Увлеченный собственным чтением, Сережа не сразу понял, что Андрюшка тихо плачет, а когда понял и опустил книгу на колени, было уже поздно — тихий плач превратился в громкий рев.
— Ты что, Андрюха?!
Андрюшка зарыдал еще громче, еще горше. Это была первая стадия того самого двенадцатибалльного рева-урагана, которого так боялся чувствительный «узкопленочный технарь».
— У тебя что-нибудь болит?
Андрюшка замотал головой. Крупные светлые бусинки слез катились по его щекам, и казалось, этому бурному слезопаду не будет конца. Что с ним такое? Почему он плачет так горько, с таким ужасным надрывом? Мышонка жалко? Но ведь Наташа много раз читала ему эти стихи, и он — ничего, улыбался и даже смеялся!.. Видимо, надо его как-то развлечь, переключить на другие эмоции.

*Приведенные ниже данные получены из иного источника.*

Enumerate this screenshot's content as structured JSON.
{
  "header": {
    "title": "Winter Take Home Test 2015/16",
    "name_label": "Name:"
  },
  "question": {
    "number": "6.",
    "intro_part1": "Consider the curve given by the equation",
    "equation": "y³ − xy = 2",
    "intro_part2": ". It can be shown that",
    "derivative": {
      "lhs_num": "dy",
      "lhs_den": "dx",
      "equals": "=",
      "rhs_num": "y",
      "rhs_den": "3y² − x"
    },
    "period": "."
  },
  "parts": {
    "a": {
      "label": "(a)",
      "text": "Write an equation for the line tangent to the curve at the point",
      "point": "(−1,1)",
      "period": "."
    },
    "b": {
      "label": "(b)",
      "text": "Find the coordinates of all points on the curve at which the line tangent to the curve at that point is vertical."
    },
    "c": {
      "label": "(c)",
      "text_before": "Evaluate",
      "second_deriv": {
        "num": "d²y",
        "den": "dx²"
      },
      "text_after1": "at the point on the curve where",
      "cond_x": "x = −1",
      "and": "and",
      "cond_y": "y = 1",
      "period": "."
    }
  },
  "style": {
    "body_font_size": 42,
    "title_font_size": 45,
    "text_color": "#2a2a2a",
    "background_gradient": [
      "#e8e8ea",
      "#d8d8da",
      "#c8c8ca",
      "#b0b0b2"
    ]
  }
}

Сережа покрутил диск телефонного аппарата, сказал нарочито громко и бодро:
— Это слон? Послушайте, слон, наш мальчик плачет, что делать?.. Хорошо, я передам!
Он положил трубку и сказал продолжавшему реветь Андрюшке:
— Слон — понимаешь, сам слон! — просил тебе передать, что, если ты перестанешь плакать, он придет к нам в гости.
Андрюшка замолчал. Перспектива встречи со слоном, видимо, заинтриговала его, но через секунду ураган рева, перейдя в свою вторую стадию, с новой силой стал бушевать в комнате. Слон был тут же забыт. Та же участь постигла и Бегемота, и Крокодила, и доктора Айболита, и Мойдодыра — всех, кому звонил по телефону начитанный папа Сережа.
Изнемогая, он оставил наконец в покое телефонную трубку и сказал плачущим голосом:
— Слушай, Андрей Сергеевич, перестань, а то я, кажется, тоже зареву. Так и будем с тобой реветь дуэтом?